The epic failure of our age: how the west let down Syria
It was a sunny morning on Saturday 31 August 2013 – Labor Day weekend in the US – when Barack Obama strolled into the Rose Garden of the White House. The last thing most Americans were thinking about was war in a far-off Middle Eastern country.
But Obama faced a dilemma. The decision he was about to announce would come to be seen as a defining moment for his presidency. It also marked a tipping point for the international strategic balance of power. It was a moment that would transform the civil war in Syria into the epic failure of our age.
One year earlier, Obama had vowed that any use of chemical weapons by Bashar al-Assad, Syria’s embattled president, would cross a “red line”, warranting direct military intervention. Ten days earlier, Assad had launched just such an attack, in eastern Ghouta, near Damascus. Sarin nerve gas dropped from the air killed more than 1,000 people, hundreds of them children.

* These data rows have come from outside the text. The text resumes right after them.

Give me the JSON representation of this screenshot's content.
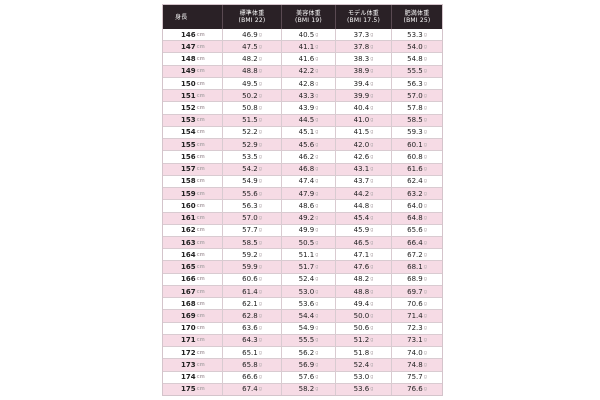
{
  "table": {
    "headers": [
      {
        "line1": "身長",
        "line2": ""
      },
      {
        "line1": "標準体重",
        "line2": "(BMI 22)"
      },
      {
        "line1": "美容体重",
        "line2": "(BMI 19)"
      },
      {
        "line1": "モデル体重",
        "line2": "(BMI 17.5)"
      },
      {
        "line1": "肥満体重",
        "line2": "(BMI 25)"
      }
    ],
    "height_unit": "cm",
    "weight_unit": "g",
    "row_colors": {
      "pink": "#f6dbe5",
      "white": "#ffffff",
      "header": "#2a2126"
    },
    "rows": [
      {
        "height": "146",
        "standard": "46.9",
        "beauty": "40.5",
        "model": "37.3",
        "obese": "53.3"
      },
      {
        "height": "147",
        "standard": "47.5",
        "beauty": "41.1",
        "model": "37.8",
        "obese": "54.0"
      },
      {
        "height": "148",
        "standard": "48.2",
        "beauty": "41.6",
        "model": "38.3",
        "obese": "54.8"
      },
      {
        "height": "149",
        "standard": "48.8",
        "beauty": "42.2",
        "model": "38.9",
        "obese": "55.5"
      },
      {
        "height": "150",
        "standard": "49.5",
        "beauty": "42.8",
        "model": "39.4",
        "obese": "56.3"
      },
      {
        "height": "151",
        "standard": "50.2",
        "beauty": "43.3",
        "model": "39.9",
        "obese": "57.0"
      },
      {
        "height": "152",
        "standard": "50.8",
        "beauty": "43.9",
        "model": "40.4",
        "obese": "57.8"
      },
      {
        "height": "153",
        "standard": "51.5",
        "beauty": "44.5",
        "model": "41.0",
        "obese": "58.5"
      },
      {
        "height": "154",
        "standard": "52.2",
        "beauty": "45.1",
        "model": "41.5",
        "obese": "59.3"
      },
      {
        "height": "155",
        "standard": "52.9",
        "beauty": "45.6",
        "model": "42.0",
        "obese": "60.1"
      },
      {
        "height": "156",
        "standard": "53.5",
        "beauty": "46.2",
        "model": "42.6",
        "obese": "60.8"
      },
      {
        "height": "157",
        "standard": "54.2",
        "beauty": "46.8",
        "model": "43.1",
        "obese": "61.6"
      },
      {
        "height": "158",
        "standard": "54.9",
        "beauty": "47.4",
        "model": "43.7",
        "obese": "62.4"
      },
      {
        "height": "159",
        "standard": "55.6",
        "beauty": "47.9",
        "model": "44.2",
        "obese": "63.2"
      },
      {
        "height": "160",
        "standard": "56.3",
        "beauty": "48.6",
        "model": "44.8",
        "obese": "64.0"
      },
      {
        "height": "161",
        "standard": "57.0",
        "beauty": "49.2",
        "model": "45.4",
        "obese": "64.8"
      },
      {
        "height": "162",
        "standard": "57.7",
        "beauty": "49.9",
        "model": "45.9",
        "obese": "65.6"
      },
      {
        "height": "163",
        "standard": "58.5",
        "beauty": "50.5",
        "model": "46.5",
        "obese": "66.4"
      },
      {
        "height": "164",
        "standard": "59.2",
        "beauty": "51.1",
        "model": "47.1",
        "obese": "67.2"
      },
      {
        "height": "165",
        "standard": "59.9",
        "beauty": "51.7",
        "model": "47.6",
        "obese": "68.1"
      },
      {
        "height": "166",
        "standard": "60.6",
        "beauty": "52.4",
        "model": "48.2",
        "obese": "68.9"
      },
      {
        "height": "167",
        "standard": "61.4",
        "beauty": "53.0",
        "model": "48.8",
        "obese": "69.7"
      },
      {
        "height": "168",
        "standard": "62.1",
        "beauty": "53.6",
        "model": "49.4",
        "obese": "70.6"
      },
      {
        "height": "169",
        "standard": "62.8",
        "beauty": "54.4",
        "model": "50.0",
        "obese": "71.4"
      },
      {
        "height": "170",
        "standard": "63.6",
        "beauty": "54.9",
        "model": "50.6",
        "obese": "72.3"
      },
      {
        "height": "171",
        "standard": "64.3",
        "beauty": "55.5",
        "model": "51.2",
        "obese": "73.1"
      },
      {
        "height": "172",
        "standard": "65.1",
        "beauty": "56.2",
        "model": "51.8",
        "obese": "74.0"
      },
      {
        "height": "173",
        "standard": "65.8",
        "beauty": "56.9",
        "model": "52.4",
        "obese": "74.8"
      },
      {
        "height": "174",
        "standard": "66.6",
        "beauty": "57.6",
        "model": "53.0",
        "obese": "75.7"
      },
      {
        "height": "175",
        "standard": "67.4",
        "beauty": "58.2",
        "model": "53.6",
        "obese": "76.6"
      }
    ]
  }
}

Waiting reporters fully expected a declaration of imminent US action. But Obama blinked. He announced the US would not attack the Assad regime – not yet, anyway. Instead, he would first seek authorisation from Congress.
Obama’s decision surprised even his close advisers. It appeared to have been influenced by an unexpected vote in the House of Commons two days earlier, on 29 August, when David Cameron’s plan to order British forces to join allied.